Over the weekend, the union’s president, Sara Nelson, posted a photograph on Twitter, which was widely shared, showing a packed American Airlines plane with some passengers who were not wearing masks.
“ENOUGH! This was TODAY on a four hour flight. This is not okay,” Ms. Nelson wrote.
So far, the Trump administration has resisted a mask mandate.
In a statement, the F.A.A. said that Mr. Dickson had shared Mr. DeFazio’s concerns and that the agency expected airlines to follow guidance from the Centers for Disease Control and Prevention. The Department of Health and Human Services referred a request for comment to the C.D.C., which repeated its general recommendations.
Studies have shown that people who don’t display symptoms of the virus can infect others. That’s why the C.D.C. recommends that masks or face coverings be worn in “community settings,” such as grocery stores, pharmacies or the confines of an airplane.
“If you’re trying to control spread of a disease in a community, your most effective means is to control it at the source,” said Dr. Henry Wu, director of the Emory TravelWell Center in Atlanta, which provides health services for international travelers. “For an infectious disease, it would be the ill individual, primarily the ill individual who doesn’t realize they are ill.”
Since the start of the pandemic, airlines have regularly pointed to the quality of their air filtration systems, which filter and recirculate the air in the cabin every few minutes. Such systems are “quite good,” Dr. Wu said, but they can’t eliminate contagion.
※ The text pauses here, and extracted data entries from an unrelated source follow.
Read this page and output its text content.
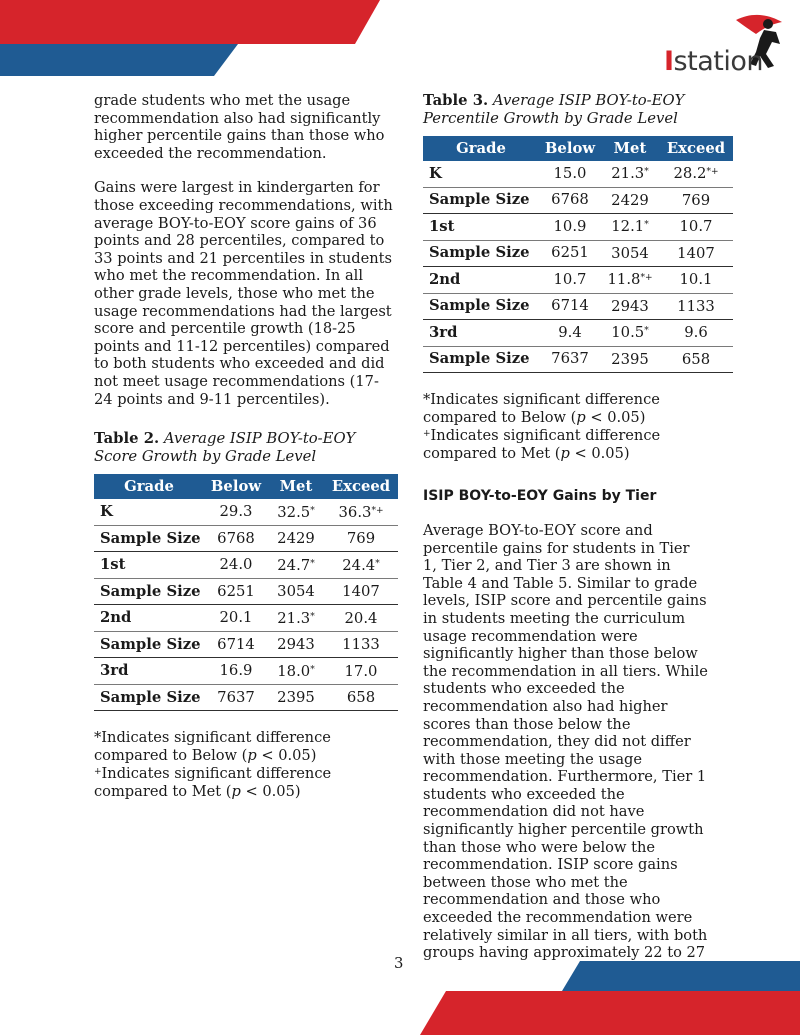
Istation

grade students who met the usage recommendation also had significantly higher percentile gains than those who exceeded the recommendation.

Gains were largest in kindergarten for those exceeding recommendations, with average BOY-to-EOY score gains of 36 points and 28 percentiles, compared to 33 points and 21 percentiles in students who met the recommendation. In all other grade levels, those who met the usage recommendations had the largest score and percentile growth (18-25 points and 11-12 percentiles) compared to both students who exceeded and did not meet usage recommendations (17-24 points and 9-11 percentiles).

Table 2. Average ISIP BOY-to-EOY Score Growth by Grade Level
Grade	Below	Met	Exceed
K	29.3	32.5*	36.3*+
Sample Size	6768	2429	769
1st	24.0	24.7*	24.4*
Sample Size	6251	3054	1407
2nd	20.1	21.3*	20.4
Sample Size	6714	2943	1133
3rd	16.9	18.0*	17.0
Sample Size	7637	2395	658

*Indicates significant difference compared to Below (p < 0.05)

+Indicates significant difference compared to Met (p < 0.05)

Table 3. Average ISIP BOY-to-EOY Percentile Growth by Grade Level
Grade	Below	Met	Exceed
K	15.0	21.3*	28.2*+
Sample Size	6768	2429	769
1st	10.9	12.1*	10.7
Sample Size	6251	3054	1407
2nd	10.7	11.8*+	10.1
Sample Size	6714	2943	1133
3rd	9.4	10.5*	9.6
Sample Size	7637	2395	658

*Indicates significant difference compared to Below (p < 0.05)

+Indicates significant difference compared to Met (p < 0.05)

ISIP BOY-to-EOY Gains by Tier

Average BOY-to-EOY score and percentile gains for students in Tier 1, Tier 2, and Tier 3 are shown in Table 4 and Table 5. Similar to grade levels, ISIP score and percentile gains in students meeting the curriculum usage recommendation were significantly higher than those below the recommendation in all tiers. While students who exceeded the recommendation also had higher scores than those below the recommendation, they did not differ with those meeting the usage recommendation. Furthermore, Tier 1 students who exceeded the recommendation did not have significantly higher percentile growth than those who were below the recommendation. ISIP score gains between those who met the recommendation and those who exceeded the recommendation were relatively similar in all tiers, with both groups having approximately 22 to 27

3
“If you are sitting within six feet of others, obviously there are some immediate-proximity issues that even filtration systems can’t address,” he said.
For many flight attendants, the risk of infection has been mitigated by the nearly complete drop-off in air travel.
While some flights, like the one photographed over the weekend, remain busy, most planes are flying virtually empty. But it won’t remain that way for long. Since early March, airlines have sharply cut schedules, funneling the few people still traveling onto fewer flights. And some early data suggests that the air travel might be past its lowest point of the crisis.
“Whisper it quietly, but we may have reached the bottom,” John Grant, a senior analyst at the aviation data provider OAG, wrote this week. “Scheduled airline capacity has increased for the first time in nearly 10 weeks, and perhaps reassuringly those green shoots of recovery are in more than one market.”
Unlike the United States, Canada started requiring face coverings for passengers last week. That came as a relief to Yvette Nakamoto, a flight attendant with Air Canada who had been working through the pandemic, flying regularly between her home base in Calgary to Toronto and Vancouver.
Ms. Nakamoto said she wondered what had taken Canadian officials so long to require masks. She has other questions, too. “Why aren’t they taking temperatures?” she asked. “You go into a grocery store, it takes five seconds.”